9. Cash Management Flashcards
What is cash management concerned with?
Cash management is concerned with how to minimise cash balances by collecting and disbursing cash effectively.
What are the two main reasons for a company to hold cash?
- To satisfy the transaction motive.
- Compensating balances.
What is the transaction motive?
The desire to hold money for the purpose of making transactions such as buying goods and services. Transaction-related needs come from normal disbursement and collection activities of the firm.
What does the disbursement of cash in a company include?
The disbursement of cash (cash outflows) in a company includes:
- the payment of wages and salaries
- trade debts
- taxes
- dividends.
Where is the cash in a company collected from?
Cash is collected by a company from sales from operations, sales of assets, and new financing.
Why does a company need to hold cash to satisfy the transaction motive?
The cash inflows (collections) and outflows (disbursements) are not perfectly synchronised, and some level of cash holdings is necessary as a buffer for precautionary purposes. If the firm maintains too small a cash balance, it may run out of cash. If so, it must sell marketable securities or borrow. Selling marketable securities and borrowing involve trading costs.
What is a compensating balance?
A compensating balance is a minimum amount of money a borrower must keep in a bank account as collateral for a loan or line of credit (this is more common with corporate rather than individual loans). Agreeing to a compensating balance allows a company to borrow money at a favourable rate of interest. The borrower is not able to use the money in the compensating balance but must disclose it in their financial statements. The cash balance for most firms can be thought of as consisting of transaction balances and compensating balances.
How does a company determine its target cash balance?
The firm must weight the benefits of holding cash against the costs. It is generally a good idea for firms to figure out first how much cash to hold to satisfy transaction needs. Next, the firm must consider compensating balance requirements, which will impose a lower limit on the amount of the firm’s cash holdings.
The target cash balance involves a trade-off between the opportunity costs of holding too much cash and the trading costs of holding too little. If a firm tries to keep its cash holdings too lower, it will find itself selling marketable securities (and perhaps later buying marketable securities to replace those sold) more frequently than if the cash balance was higher. Thus, trading costs will tend to fall as the cash balance becomes larger.
What are the limitations of the Baumol model?
- The model assumes the firm has a constant disbursement rate. It assumes discrete, certain cash flows.
- The model assumes there are no cash receipts (i.e., no cash inflows) during the projected period.
- No safety stock is allowed. Firms will probably want to hold a safety stock of cash designed to reduce the possibility of a cash shortage. However, to the extent that firms can sell marketable securities or borrow in a few hours, the need for a safety stock is minimal.
What are the advantages of the Miller-Orr model?
The Miller-Orr model:
- Plans for precautionary needs for cash by including a minimum balance (which can be non-zero).
- Accounts for uncertainty in cash flow fluctuation by including the standard deviation of the cash flow series.

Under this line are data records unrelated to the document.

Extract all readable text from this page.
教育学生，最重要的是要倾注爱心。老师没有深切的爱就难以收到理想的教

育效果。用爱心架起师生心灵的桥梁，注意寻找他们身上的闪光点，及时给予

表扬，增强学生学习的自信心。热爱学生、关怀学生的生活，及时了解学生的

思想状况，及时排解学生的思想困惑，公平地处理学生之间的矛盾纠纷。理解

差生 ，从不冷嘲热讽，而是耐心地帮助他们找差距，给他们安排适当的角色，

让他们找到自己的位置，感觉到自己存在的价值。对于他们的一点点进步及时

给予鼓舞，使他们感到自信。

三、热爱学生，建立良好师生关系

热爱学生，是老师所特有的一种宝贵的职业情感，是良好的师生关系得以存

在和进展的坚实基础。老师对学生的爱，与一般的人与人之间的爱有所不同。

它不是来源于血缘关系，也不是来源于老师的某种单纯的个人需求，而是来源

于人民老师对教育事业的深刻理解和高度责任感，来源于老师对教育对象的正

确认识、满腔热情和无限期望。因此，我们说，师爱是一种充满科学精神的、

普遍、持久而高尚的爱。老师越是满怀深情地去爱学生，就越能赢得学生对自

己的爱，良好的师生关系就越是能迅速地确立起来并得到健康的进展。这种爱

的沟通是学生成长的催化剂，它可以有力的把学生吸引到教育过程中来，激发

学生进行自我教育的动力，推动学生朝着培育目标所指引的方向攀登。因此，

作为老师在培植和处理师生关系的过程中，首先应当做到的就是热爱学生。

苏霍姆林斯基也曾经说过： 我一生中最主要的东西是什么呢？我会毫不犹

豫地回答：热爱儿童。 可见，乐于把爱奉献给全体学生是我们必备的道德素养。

What must a manager do to use the Miller-Orr model?
- Set the lower limit for the cash balance. This lower limit can be related to a minimum safety margin decided on by management.

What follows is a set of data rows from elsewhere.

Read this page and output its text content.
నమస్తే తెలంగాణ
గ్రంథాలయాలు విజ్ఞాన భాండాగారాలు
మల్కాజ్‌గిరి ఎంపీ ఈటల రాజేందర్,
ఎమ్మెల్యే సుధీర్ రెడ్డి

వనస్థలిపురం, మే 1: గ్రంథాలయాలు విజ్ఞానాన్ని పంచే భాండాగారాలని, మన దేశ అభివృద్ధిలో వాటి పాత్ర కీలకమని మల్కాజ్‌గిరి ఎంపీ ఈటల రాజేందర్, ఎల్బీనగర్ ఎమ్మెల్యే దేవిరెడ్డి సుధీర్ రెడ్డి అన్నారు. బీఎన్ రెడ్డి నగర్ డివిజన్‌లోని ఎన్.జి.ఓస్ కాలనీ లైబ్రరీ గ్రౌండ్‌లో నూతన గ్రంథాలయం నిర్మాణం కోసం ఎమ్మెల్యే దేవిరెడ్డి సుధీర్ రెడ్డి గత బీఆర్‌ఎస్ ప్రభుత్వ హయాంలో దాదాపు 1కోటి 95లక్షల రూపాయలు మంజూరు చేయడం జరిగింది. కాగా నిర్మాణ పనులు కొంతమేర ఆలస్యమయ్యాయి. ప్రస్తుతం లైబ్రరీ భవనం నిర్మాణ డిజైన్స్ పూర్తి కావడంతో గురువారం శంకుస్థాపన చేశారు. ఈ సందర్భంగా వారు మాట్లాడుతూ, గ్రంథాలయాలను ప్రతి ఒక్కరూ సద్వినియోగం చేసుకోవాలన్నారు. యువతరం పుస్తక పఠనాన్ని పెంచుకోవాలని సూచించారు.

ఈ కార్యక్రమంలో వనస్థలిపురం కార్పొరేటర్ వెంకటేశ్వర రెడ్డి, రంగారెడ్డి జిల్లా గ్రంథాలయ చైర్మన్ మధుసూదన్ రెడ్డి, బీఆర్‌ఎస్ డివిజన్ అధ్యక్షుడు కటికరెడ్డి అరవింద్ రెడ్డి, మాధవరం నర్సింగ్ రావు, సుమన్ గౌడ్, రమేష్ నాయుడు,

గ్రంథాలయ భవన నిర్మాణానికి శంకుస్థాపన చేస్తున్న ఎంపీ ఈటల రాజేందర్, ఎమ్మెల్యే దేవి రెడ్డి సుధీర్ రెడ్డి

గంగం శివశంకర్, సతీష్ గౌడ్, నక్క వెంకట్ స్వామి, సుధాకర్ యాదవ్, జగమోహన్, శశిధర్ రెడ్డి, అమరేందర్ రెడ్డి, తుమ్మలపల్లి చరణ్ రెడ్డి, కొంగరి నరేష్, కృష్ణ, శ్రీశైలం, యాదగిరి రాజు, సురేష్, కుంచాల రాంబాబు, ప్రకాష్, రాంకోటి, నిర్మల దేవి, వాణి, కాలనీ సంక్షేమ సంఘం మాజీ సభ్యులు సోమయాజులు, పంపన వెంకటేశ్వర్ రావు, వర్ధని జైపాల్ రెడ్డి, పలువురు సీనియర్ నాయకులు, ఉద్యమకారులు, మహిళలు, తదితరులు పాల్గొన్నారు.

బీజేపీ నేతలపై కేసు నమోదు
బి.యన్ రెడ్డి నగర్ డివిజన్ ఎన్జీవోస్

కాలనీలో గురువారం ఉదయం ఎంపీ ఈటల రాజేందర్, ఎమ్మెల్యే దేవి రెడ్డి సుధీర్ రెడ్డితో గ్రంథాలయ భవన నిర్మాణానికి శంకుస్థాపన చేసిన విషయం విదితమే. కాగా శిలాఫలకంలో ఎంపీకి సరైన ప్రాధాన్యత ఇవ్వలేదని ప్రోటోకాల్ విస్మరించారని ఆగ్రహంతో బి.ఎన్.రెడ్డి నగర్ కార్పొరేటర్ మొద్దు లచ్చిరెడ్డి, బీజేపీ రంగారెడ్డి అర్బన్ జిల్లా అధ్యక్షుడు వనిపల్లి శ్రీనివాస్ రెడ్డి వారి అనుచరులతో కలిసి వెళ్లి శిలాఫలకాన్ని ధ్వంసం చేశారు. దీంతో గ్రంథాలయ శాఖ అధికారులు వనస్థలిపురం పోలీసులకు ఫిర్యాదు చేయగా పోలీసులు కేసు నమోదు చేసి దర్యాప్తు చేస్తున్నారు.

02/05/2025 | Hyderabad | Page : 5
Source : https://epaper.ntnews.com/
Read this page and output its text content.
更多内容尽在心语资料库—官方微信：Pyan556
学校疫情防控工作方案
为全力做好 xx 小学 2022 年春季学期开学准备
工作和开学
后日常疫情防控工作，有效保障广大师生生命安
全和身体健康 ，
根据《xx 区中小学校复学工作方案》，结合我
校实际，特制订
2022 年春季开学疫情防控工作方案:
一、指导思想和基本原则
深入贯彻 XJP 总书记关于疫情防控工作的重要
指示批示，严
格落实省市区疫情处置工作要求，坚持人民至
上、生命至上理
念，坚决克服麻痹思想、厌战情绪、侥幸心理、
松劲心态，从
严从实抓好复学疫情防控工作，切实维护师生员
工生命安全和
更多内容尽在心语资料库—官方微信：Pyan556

- Estimate the standard deviation of daily cash flows.
- Determine the interest rate.
- Estimate the trading costs of buying and selling marketable securities.

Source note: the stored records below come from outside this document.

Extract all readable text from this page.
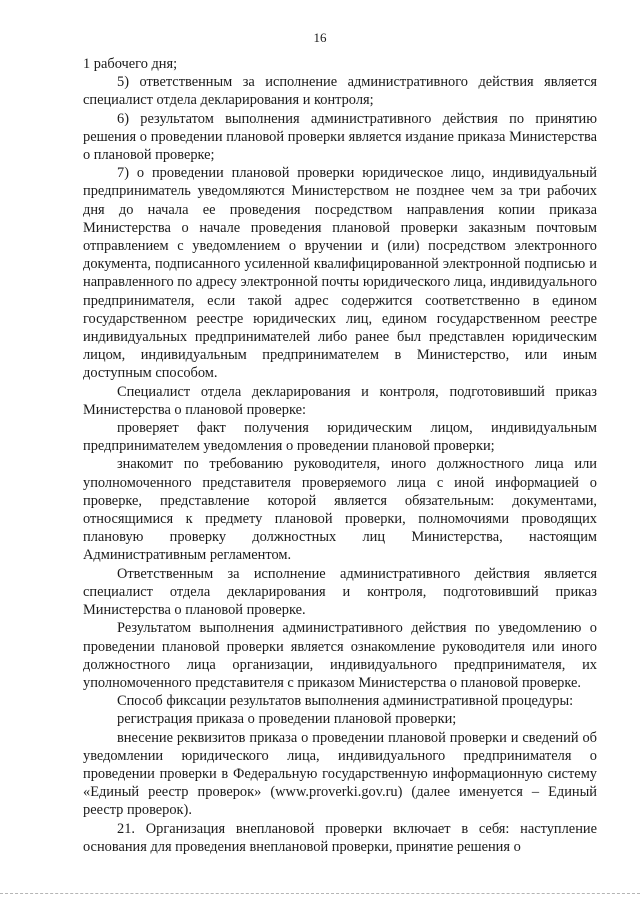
16

1 рабочего дня;

5) ответственным за исполнение административного действия является специалист отдела декларирования и контроля;

6) результатом выполнения административного действия по принятию решения о проведении плановой проверки является издание приказа Министерства о плановой проверке;

7) о проведении плановой проверки юридическое лицо, индивидуальный предприниматель уведомляются Министерством не позднее чем за три рабочих дня до начала ее проведения посредством направления копии приказа Министерства о начале проведения плановой проверки заказным почтовым отправлением с уведомлением о вручении и (или) посредством электронного документа, подписанного усиленной квалифицированной электронной подписью и направленного по адресу электронной почты юридического лица, индивидуального предпринимателя, если такой адрес содержится соответственно в едином государственном реестре юридических лиц, едином государственном реестре индивидуальных предпринимателей либо ранее был представлен юридическим лицом, индивидуальным предпринимателем в Министерство, или иным доступным способом.

Специалист отдела декларирования и контроля, подготовивший приказ Министерства о плановой проверке:

проверяет факт получения юридическим лицом, индивидуальным предпринимателем уведомления о проведении плановой проверки;

знакомит по требованию руководителя, иного должностного лица или уполномоченного представителя проверяемого лица с иной информацией о проверке, представление которой является обязательным: документами, относящимися к предмету плановой проверки, полномочиями проводящих плановую проверку должностных лиц Министерства, настоящим Административным регламентом.

Ответственным за исполнение административного действия является специалист отдела декларирования и контроля, подготовивший приказ Министерства о плановой проверке.

Результатом выполнения административного действия по уведомлению о проведении плановой проверки является ознакомление руководителя или иного должностного лица организации, индивидуального предпринимателя, их уполномоченного представителя с приказом Министерства о плановой проверке.

Способ фиксации результатов выполнения административной процедуры:

регистрация приказа о проведении плановой проверки;

внесение реквизитов приказа о проведении плановой проверки и сведений об уведомлении юридического лица, индивидуального предпринимателя о проведении проверки в Федеральную государственную информационную систему «Единый реестр проверок» (www.proverki.gov.ru) (далее именуется – Единый реестр проверок).

21. Организация внеплановой проверки включает в себя: наступление основания для проведения внеплановой проверки, принятие решения о
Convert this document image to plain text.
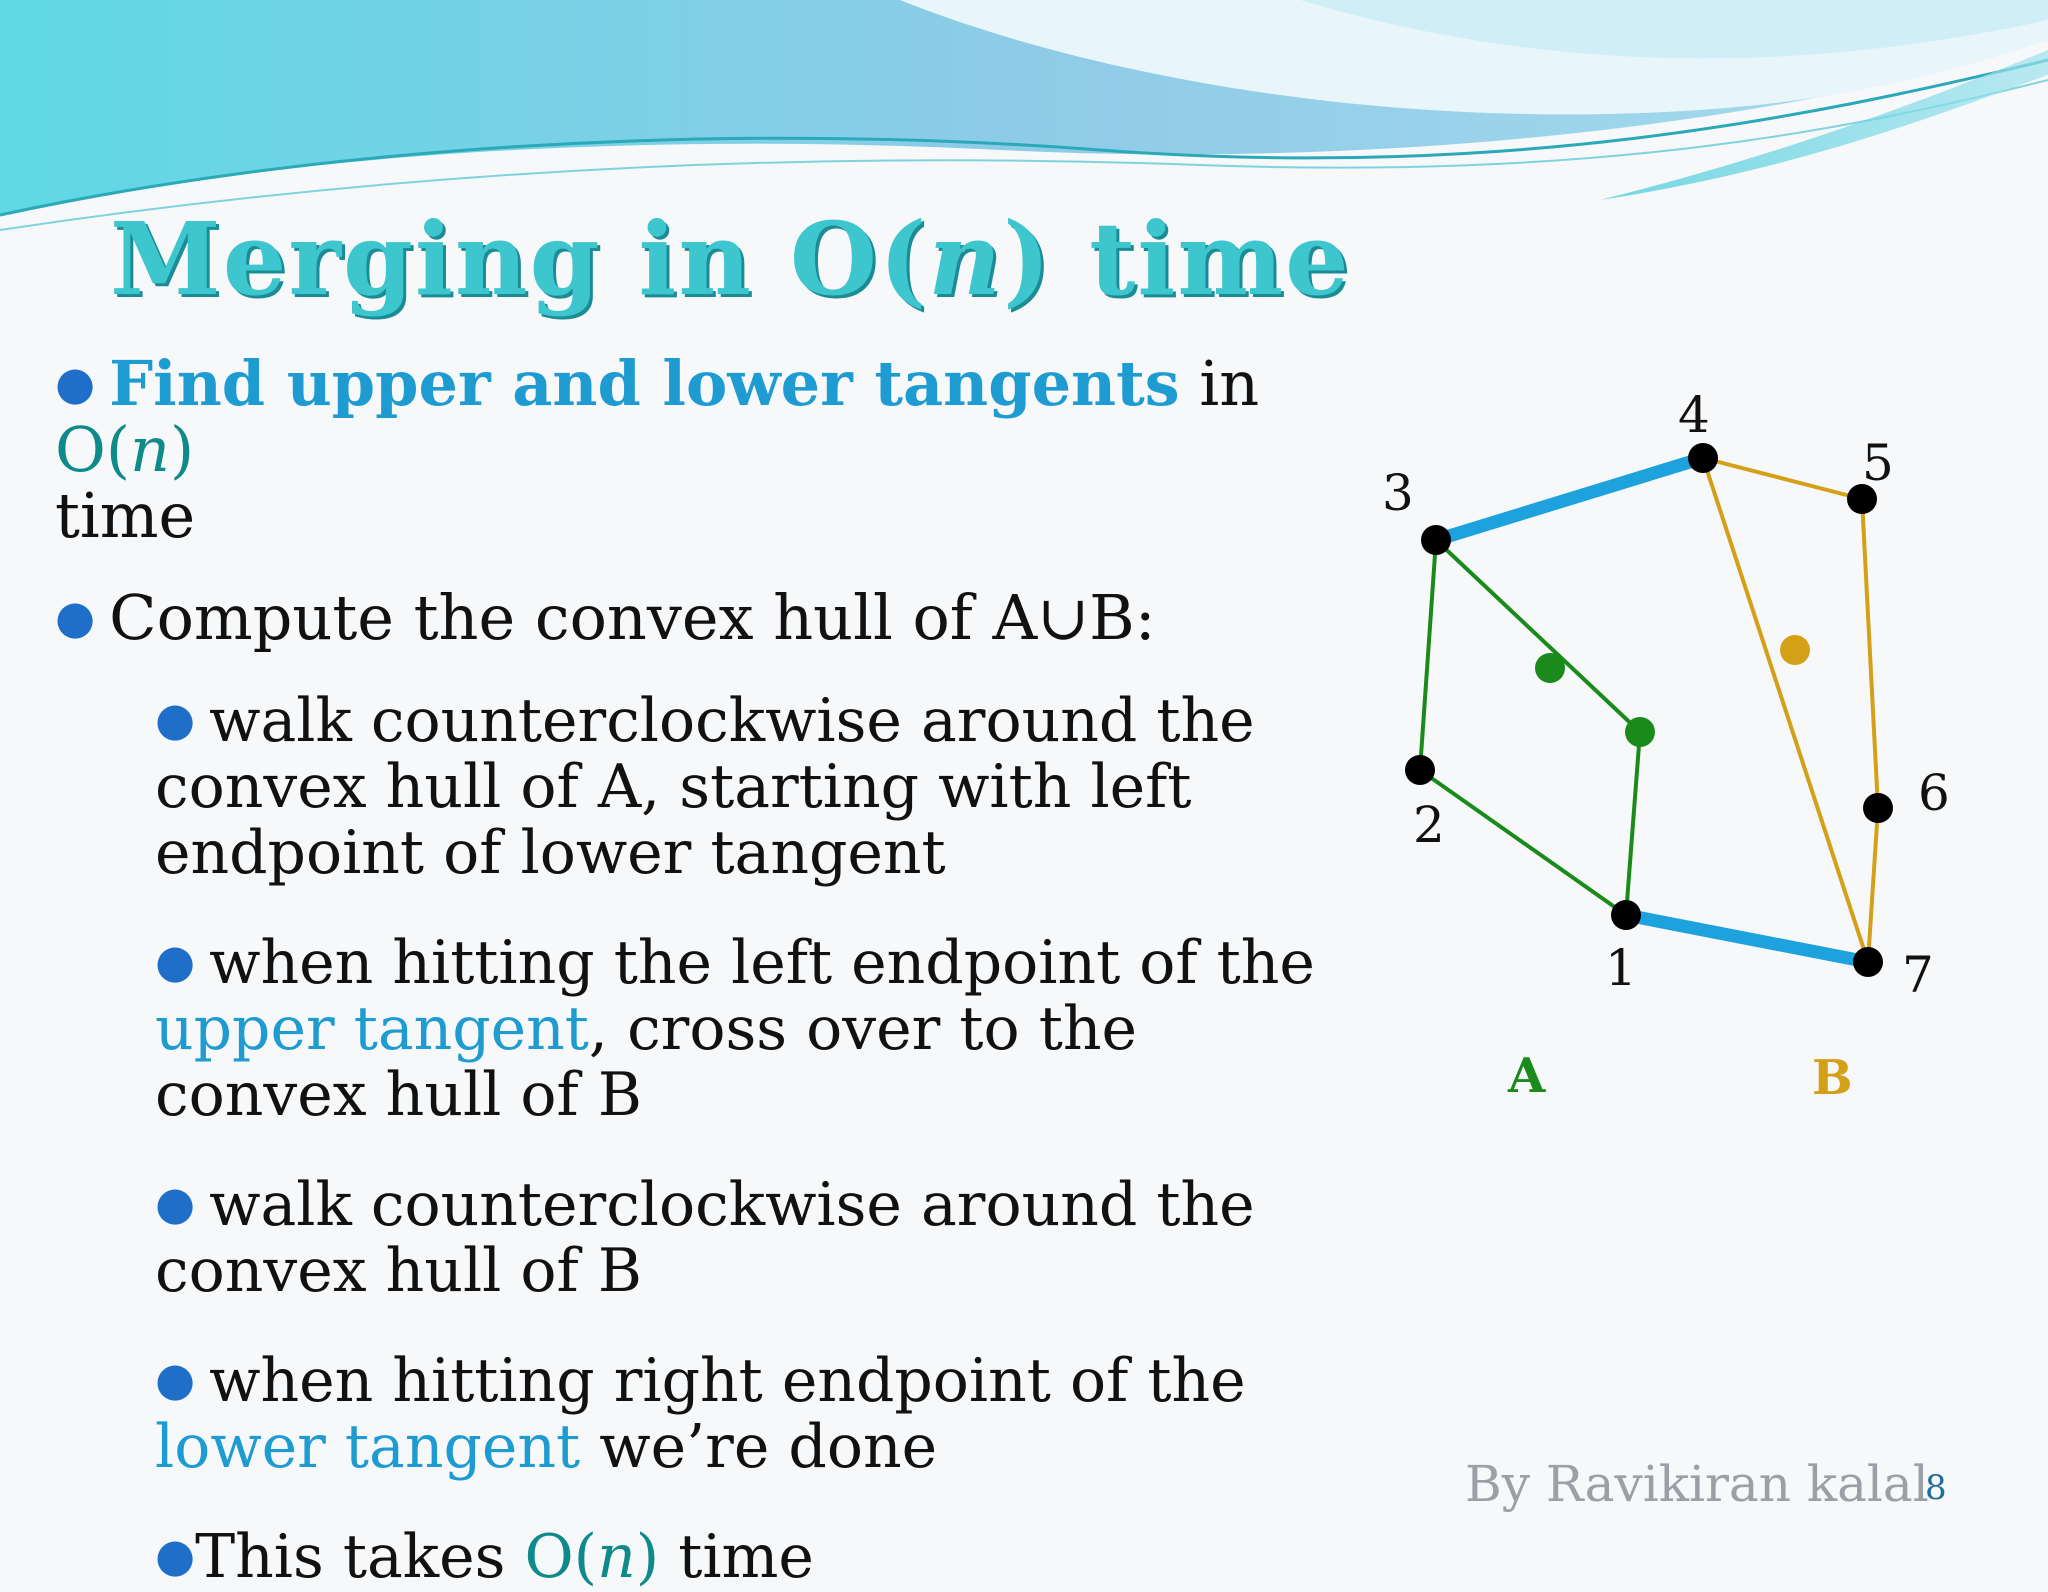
Merging in O(n) time
● Find upper and lower tangents in O(n)
time
● Compute the convex hull of A∪B:
● walk counterclockwise around the convex hull of A, starting with left endpoint of lower tangent
● when hitting the left endpoint of the upper tangent, cross over to the convex hull of B
● walk counterclockwise around the convex hull of B
● when hitting right endpoint of the lower tangent we’re done
●This takes O(n) time
1
2
3
4
5
6
7
A	B
By Ravikiran kalal
8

What are the weaknesses of both the Baumol and Miller-Orr cash management models?
Other factors than those considered in Baumol and Miller-Orr models influence the target cash balance. We assumed that the firm would raise cash by selling securities but it could also raise cash by borrowing. This influences the target cash balance because:
- Borrowing is likely to be more expensive than selling marketable securities.
- The need to borrow will depend upon how unpredictable cash flows are likely to be.
More firms will tend to hold cash greater than the prediction of the models because of:
- Required compensating balances held at the bank for banking services.
- Large corporations have thousands of accounts with many banks. Difficult to manage on a daily basis.